Removing the Complexity of Deep Learning
The last few years have seen a marked increase in the use of deep learning within the remote sensing community. As this emerging technology has started to catch on, professionals in the geospatial industry often ask, "What is deep learning and how can I use it for my application?" This article demystifies some of the unknowns around deep learning while showing examples of how we have applied it to remote sensing imagery at Harris Geospatial Solutions.
(Left) Orthophoto of a neighborhood in Port-au-Prince, Haiti after the Janurary 2010 earthquake;
(Right) Class activation map created in ENVI, showing areas of rubble identified from a deep-learning model.
The concept of deep learning has been around for many years, but only recently have people begun to explore its full potential for solving geospatial problems with imagery. When we consider how deep learning applies to images, we often think of object recognition such as the ability to identify faces or vehicles from digital photographs. While that is still a popular use, there is a growing need to identify and categorize objects over a large geographic area. An internet search for "deep learning in remote sensing" reveals some of the applications where it has been used to date—namely, image classification, vegetation mapping, and urban planning. So what is deep learning and why is there so much hype around it?
Deep learning is really just a sophisticated form of machine learning that enables a system to automatically discover representations in data. It can continually improve predictions on its own without extensive guidance. It learns patterns by progressing through multiple layers in a neural network in order to draw conclusions, similar to how the brain processes information. When applied to remote sensing imagery, it can be used to find features such as vehicles, utility structures, or road markings. Over a larger scale, it can be used to find specific land-use patterns, road networks, and clouds in optical imagery. The result is a special type of classification image called a class activation map that indicates the probability of each pixel matching a given feature. The following figure shows an example that identifies vehicles in a high-resolution orthophoto.
Compared to traditional supervised classification methods such as Support Vector Machine (SVM), deep learning can extract more robust representations of features, which improves classification accuracy. Deep-learning algorithms are well-suited to extract features from a complex background, regardless of their shape, color, size, and other attributes.
As with any classification problem that involves training a neural network, users must provide samples of the features they are interested in—a process referred to as labeling. As the amount of data from small satellites and drones continues to grow exponentially over time, providing labels of features can become costly and time-consuming. Once the labels have been created, how are they input to a deep-learning model so that it can be trained to identify the same features in other images? Again, an internet search on this subject reveals a steep learning curve with lots of complex diagrams and unfamiliar terms. Researchers sometimes develop their own algorithms and architectures, but mostly they use open-source libraries for deep learning, which involves extensive programming in Python or C++.

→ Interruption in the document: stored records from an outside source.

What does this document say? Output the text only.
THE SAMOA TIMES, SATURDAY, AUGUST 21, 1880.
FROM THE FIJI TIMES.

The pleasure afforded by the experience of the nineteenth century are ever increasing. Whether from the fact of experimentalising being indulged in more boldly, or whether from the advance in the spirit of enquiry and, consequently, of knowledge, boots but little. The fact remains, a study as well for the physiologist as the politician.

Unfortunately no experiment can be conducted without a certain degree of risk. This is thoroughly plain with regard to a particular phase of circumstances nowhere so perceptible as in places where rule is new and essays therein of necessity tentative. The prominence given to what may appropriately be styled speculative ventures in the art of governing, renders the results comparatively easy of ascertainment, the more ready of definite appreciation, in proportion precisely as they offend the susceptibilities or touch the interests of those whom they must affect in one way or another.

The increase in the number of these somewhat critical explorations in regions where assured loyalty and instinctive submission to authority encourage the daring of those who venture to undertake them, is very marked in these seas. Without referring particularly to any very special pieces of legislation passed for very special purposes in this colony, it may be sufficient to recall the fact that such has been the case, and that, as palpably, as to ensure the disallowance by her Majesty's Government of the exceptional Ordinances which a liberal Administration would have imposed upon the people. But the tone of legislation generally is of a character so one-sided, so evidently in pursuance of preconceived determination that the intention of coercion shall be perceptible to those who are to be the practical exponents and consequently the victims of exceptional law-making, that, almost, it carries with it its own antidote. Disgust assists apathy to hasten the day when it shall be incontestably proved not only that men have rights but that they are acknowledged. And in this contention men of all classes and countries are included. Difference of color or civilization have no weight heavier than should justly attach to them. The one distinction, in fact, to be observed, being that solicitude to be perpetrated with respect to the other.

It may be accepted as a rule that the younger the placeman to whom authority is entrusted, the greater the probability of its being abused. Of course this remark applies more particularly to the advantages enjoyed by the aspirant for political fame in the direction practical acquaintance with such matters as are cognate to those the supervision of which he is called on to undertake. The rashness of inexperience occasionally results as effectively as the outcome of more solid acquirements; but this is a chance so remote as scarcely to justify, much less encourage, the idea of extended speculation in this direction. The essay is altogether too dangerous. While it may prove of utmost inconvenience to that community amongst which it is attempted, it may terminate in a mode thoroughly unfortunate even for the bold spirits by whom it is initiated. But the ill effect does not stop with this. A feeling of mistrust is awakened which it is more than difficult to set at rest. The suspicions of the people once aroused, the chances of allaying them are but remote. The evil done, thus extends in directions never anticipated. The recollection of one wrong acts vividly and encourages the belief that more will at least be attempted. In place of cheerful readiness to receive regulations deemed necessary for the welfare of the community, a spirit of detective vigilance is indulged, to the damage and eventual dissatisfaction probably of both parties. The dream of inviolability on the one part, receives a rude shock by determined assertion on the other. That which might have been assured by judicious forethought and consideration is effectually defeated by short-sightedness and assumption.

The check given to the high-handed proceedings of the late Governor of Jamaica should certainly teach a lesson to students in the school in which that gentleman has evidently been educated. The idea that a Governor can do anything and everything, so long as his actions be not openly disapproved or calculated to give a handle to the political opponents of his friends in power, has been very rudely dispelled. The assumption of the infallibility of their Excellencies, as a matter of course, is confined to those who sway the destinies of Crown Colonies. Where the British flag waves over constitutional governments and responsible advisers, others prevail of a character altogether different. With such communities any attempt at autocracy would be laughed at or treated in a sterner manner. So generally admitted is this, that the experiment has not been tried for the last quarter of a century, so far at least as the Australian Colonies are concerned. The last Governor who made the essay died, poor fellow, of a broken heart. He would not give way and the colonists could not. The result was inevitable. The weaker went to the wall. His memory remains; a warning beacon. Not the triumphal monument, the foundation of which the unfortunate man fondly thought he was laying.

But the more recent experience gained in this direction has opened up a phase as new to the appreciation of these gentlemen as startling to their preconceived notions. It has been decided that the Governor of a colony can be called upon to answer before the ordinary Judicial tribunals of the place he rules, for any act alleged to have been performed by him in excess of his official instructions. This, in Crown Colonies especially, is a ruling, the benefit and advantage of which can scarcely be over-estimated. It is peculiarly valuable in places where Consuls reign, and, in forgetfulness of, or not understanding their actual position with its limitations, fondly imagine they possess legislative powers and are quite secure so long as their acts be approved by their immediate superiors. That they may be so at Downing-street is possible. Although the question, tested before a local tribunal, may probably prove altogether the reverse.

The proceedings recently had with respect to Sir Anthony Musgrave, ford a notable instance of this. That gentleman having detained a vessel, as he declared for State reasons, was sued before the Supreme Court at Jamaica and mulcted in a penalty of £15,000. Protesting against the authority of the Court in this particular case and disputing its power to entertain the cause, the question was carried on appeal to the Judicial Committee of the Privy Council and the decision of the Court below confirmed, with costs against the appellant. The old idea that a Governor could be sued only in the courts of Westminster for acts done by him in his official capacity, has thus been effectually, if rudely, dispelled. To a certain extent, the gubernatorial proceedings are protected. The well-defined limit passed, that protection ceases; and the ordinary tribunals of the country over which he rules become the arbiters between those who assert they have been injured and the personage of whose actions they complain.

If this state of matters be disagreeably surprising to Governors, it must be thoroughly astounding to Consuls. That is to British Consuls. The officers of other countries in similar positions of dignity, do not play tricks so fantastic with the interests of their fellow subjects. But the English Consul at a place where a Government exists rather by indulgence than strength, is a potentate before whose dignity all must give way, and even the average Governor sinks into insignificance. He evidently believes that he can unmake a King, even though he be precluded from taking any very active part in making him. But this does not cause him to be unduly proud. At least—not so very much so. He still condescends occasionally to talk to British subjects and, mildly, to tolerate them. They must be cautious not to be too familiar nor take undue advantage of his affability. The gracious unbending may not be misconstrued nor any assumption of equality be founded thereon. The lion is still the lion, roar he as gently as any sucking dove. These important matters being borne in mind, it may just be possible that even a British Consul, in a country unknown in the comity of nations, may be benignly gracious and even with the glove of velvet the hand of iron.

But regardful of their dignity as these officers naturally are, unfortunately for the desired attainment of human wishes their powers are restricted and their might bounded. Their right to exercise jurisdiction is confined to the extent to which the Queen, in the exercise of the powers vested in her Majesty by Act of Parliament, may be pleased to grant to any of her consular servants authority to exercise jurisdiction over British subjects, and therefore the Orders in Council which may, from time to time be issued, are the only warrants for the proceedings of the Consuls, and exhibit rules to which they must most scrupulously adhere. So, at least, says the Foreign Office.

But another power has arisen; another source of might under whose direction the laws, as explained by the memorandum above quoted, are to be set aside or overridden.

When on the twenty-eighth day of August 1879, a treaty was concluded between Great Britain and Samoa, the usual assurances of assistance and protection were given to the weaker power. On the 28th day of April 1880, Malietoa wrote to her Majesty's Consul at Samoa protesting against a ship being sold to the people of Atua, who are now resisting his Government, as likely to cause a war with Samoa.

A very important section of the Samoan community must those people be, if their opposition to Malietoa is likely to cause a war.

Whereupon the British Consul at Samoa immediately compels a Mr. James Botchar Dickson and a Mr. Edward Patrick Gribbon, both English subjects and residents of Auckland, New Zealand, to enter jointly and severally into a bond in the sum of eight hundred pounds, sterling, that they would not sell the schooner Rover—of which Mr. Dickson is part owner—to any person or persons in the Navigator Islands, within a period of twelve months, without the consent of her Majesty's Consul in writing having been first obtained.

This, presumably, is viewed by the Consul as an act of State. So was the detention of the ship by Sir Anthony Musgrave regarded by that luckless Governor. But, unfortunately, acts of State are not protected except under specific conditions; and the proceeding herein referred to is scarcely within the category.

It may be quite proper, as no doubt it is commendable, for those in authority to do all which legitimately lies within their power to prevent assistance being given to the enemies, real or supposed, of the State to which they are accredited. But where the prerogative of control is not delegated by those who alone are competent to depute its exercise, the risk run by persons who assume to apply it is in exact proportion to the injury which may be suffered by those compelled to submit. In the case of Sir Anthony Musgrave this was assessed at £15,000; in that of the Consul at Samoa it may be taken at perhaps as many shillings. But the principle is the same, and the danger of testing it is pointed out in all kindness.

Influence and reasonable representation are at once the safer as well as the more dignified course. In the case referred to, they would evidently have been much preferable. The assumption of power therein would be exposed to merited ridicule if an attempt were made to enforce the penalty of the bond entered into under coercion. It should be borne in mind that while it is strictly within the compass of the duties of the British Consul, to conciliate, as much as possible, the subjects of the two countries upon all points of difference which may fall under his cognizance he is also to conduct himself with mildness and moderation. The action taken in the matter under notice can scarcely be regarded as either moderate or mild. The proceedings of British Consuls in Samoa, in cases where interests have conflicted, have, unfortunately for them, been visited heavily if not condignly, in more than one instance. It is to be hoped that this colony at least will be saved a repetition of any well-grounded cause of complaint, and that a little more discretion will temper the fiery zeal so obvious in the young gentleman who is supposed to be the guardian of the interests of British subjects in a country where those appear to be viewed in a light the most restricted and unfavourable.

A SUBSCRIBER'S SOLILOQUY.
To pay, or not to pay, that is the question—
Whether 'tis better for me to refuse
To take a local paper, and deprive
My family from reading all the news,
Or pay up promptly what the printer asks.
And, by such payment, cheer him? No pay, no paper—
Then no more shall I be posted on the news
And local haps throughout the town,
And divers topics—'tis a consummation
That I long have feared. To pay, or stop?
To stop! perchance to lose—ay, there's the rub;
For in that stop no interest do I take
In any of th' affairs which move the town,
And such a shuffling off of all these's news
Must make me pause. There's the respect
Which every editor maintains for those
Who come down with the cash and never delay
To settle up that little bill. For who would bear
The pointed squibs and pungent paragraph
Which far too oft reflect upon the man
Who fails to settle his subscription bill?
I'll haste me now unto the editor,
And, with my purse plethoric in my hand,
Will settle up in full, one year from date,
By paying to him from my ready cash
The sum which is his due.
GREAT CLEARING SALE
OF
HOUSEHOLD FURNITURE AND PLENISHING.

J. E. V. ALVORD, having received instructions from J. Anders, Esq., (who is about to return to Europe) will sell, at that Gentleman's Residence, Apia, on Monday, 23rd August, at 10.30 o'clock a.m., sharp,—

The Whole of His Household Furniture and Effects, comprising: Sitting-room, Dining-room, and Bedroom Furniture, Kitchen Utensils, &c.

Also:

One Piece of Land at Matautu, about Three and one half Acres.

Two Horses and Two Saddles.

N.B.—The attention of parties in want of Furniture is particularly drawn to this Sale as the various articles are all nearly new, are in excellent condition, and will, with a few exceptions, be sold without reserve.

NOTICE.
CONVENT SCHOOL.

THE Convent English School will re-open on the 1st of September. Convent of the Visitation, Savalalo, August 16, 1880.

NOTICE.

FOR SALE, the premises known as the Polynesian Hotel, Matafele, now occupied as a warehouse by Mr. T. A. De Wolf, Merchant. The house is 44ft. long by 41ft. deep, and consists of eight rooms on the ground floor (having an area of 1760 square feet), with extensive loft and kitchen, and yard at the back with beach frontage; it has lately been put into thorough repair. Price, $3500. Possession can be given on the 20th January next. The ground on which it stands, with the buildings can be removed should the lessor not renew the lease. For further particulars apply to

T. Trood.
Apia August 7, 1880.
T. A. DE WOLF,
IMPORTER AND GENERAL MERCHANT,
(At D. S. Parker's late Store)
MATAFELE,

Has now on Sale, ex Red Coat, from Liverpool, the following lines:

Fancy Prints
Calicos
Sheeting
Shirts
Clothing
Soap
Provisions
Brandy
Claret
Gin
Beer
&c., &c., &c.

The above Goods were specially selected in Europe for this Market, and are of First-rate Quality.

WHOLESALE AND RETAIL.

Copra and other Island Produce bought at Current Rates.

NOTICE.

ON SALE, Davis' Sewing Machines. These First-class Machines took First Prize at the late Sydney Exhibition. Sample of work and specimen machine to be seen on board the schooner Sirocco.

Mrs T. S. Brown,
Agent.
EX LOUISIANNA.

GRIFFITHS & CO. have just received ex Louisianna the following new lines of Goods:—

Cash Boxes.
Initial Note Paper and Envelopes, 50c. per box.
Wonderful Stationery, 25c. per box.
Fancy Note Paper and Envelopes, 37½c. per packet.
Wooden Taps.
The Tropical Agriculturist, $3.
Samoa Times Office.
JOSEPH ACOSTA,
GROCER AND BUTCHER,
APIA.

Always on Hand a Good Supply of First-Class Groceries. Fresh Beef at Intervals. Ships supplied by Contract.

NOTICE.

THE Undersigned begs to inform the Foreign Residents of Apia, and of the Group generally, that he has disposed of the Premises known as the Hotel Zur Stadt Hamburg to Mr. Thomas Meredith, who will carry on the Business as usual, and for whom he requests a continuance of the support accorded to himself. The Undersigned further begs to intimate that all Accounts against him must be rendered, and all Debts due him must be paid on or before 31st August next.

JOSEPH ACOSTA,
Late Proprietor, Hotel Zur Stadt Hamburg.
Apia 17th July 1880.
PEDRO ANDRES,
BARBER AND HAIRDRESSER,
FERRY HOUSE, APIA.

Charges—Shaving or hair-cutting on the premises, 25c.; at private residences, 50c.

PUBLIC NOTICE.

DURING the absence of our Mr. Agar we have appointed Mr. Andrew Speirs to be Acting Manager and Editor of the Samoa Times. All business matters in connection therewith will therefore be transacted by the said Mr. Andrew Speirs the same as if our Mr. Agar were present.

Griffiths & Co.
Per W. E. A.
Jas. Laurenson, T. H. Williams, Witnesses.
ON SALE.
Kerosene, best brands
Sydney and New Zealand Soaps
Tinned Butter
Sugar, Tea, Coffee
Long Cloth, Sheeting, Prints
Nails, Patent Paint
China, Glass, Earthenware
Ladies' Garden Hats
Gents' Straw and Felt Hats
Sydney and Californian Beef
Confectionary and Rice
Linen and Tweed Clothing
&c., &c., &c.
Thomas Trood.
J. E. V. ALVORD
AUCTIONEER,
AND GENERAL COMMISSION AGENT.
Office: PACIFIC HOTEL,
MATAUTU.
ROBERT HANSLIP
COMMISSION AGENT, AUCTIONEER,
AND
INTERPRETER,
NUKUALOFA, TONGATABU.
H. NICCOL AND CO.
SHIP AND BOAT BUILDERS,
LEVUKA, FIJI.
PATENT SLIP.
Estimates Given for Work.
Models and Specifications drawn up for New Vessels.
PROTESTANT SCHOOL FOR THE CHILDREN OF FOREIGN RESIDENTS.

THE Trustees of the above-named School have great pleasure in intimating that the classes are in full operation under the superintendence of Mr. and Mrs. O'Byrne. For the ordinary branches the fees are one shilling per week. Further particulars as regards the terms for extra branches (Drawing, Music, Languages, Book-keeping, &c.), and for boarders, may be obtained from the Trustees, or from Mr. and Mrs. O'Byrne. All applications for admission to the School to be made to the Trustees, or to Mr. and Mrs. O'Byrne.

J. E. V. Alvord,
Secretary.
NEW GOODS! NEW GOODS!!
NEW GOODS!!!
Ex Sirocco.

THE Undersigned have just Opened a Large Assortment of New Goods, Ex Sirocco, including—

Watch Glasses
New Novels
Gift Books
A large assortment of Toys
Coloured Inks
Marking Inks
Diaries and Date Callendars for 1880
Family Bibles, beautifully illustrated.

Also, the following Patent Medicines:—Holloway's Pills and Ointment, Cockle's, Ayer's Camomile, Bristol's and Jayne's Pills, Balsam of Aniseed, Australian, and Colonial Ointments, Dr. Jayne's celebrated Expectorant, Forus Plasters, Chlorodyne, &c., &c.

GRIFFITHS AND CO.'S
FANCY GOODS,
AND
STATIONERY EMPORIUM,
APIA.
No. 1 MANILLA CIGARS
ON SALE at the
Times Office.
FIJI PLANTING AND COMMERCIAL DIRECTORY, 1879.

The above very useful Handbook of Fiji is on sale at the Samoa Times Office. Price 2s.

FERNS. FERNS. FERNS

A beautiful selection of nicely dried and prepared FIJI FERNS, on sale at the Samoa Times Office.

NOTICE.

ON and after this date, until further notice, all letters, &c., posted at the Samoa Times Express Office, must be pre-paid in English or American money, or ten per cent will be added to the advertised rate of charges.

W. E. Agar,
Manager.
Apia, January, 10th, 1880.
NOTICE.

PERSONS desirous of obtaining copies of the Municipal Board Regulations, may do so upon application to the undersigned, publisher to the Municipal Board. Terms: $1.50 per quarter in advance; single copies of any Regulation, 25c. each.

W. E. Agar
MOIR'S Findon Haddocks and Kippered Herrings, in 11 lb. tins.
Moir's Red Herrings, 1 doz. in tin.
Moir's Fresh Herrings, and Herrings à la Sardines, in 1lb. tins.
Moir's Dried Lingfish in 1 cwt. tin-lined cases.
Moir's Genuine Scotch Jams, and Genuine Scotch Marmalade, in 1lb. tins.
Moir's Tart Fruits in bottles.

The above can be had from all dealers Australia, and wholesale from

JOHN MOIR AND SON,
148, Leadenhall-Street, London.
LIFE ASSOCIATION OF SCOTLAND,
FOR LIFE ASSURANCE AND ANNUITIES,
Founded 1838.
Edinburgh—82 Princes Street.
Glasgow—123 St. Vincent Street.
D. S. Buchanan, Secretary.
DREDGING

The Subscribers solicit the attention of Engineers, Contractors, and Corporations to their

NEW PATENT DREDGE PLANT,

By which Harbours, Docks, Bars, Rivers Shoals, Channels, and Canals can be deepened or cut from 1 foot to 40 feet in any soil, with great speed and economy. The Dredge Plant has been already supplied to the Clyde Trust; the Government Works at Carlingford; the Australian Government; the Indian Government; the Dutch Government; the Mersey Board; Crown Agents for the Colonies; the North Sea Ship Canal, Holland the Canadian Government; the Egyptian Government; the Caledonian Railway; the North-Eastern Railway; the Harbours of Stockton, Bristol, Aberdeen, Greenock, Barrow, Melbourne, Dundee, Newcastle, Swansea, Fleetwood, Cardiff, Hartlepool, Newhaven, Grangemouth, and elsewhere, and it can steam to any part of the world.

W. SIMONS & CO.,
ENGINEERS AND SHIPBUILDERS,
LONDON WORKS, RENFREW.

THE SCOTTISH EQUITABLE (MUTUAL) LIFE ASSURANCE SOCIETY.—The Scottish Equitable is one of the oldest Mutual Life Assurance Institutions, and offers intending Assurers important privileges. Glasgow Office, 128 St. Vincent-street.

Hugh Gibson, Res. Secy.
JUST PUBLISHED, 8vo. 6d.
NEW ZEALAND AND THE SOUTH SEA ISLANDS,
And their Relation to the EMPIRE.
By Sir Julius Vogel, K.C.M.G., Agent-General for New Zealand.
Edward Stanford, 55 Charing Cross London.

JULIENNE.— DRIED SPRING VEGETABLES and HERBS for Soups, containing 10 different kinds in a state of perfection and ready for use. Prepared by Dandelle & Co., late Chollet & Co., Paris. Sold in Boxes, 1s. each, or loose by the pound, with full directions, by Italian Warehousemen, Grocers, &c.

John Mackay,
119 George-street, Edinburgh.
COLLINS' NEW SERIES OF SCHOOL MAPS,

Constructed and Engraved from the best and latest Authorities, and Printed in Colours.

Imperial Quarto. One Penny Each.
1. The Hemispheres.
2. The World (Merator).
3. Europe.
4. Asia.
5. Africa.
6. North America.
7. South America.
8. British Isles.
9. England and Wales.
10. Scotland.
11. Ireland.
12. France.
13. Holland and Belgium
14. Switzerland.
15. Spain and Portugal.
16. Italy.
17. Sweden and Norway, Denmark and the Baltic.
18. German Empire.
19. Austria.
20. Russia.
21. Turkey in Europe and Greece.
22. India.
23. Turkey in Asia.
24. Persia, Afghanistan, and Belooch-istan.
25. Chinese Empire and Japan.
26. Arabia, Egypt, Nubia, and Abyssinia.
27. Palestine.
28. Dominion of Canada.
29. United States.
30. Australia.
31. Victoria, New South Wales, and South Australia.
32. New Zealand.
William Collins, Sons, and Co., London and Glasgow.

The ENVI Deep Learning module, available in May of 2019, is designed specifically to overcome these limitations and make deep learning more widely available to the mainstream remote sensing community. It leverages the widely used and proven TensorFlow™ deep-learning technology without requiring users to write a single line of API code. Instead, a simple user interface guides users through the process of creating a labeled dataset, training a model, and creating a class activation map of the result:
Here is an example of how deep learning can be used in remote sensing: Suppose you want to identify all of the rows of agricultural crops in an image. In many areas of the world, crops are planted along curved rows. This makes it difficult to automatically extract the rows using traditional classification methods. A deep-learning model would be perfect for this task. However, labeling rows by hand could take hours just to provide training samples for the model. To show how ENVI's analytics can be used to solve this problem, two small spatial subsets were selected for training from an image of an agricultural field that was 4200 x 6400 pixels in size. In each subset, the ENVI Region of Interest (ROI) Tool was used to draw polylines along the crop rows. This labeling process only took a few minutes. The labeled examples were used to train a deep-learning model to identify the remaining crop rows in the full image (shown with blue lines below).
Using only a handful of labeled examples, the model learned to identify all of the crop rows. Training was a one-time process. The trained model can now be applied to other, similar images.
ENVI's preprocessing tools augment the deep-learning process. Preprocessing tools such as calibration, stretching, and color space transformation create consistent data needed for deep-learning models. Spectral classification and target detection tools can be used to create labeled datasets without the need to hand-draw ROIs on images. Some of our engineers experimented with using building footprints from OpenStreetMap® as input to a deep-learning model for rooftop extraction in a large urban scene. The following image shows the resulting class activation map overlaid on an orthophoto:
The Deep Learning module was designed to hide the complexity of convolutional neural networks from image analysts who regularly use ENVI. Yet it allows users who want more control over the training process to fine-tune parameters to achieve the best accuracy. Users can also take advantage of the ENVITask API framework and ENVI Modeler to customize deep-learning workflows. The image-driven insights that ENVI Deep Learning provides will help professionals solve geospatial problems that can't be solved with GIS data alone.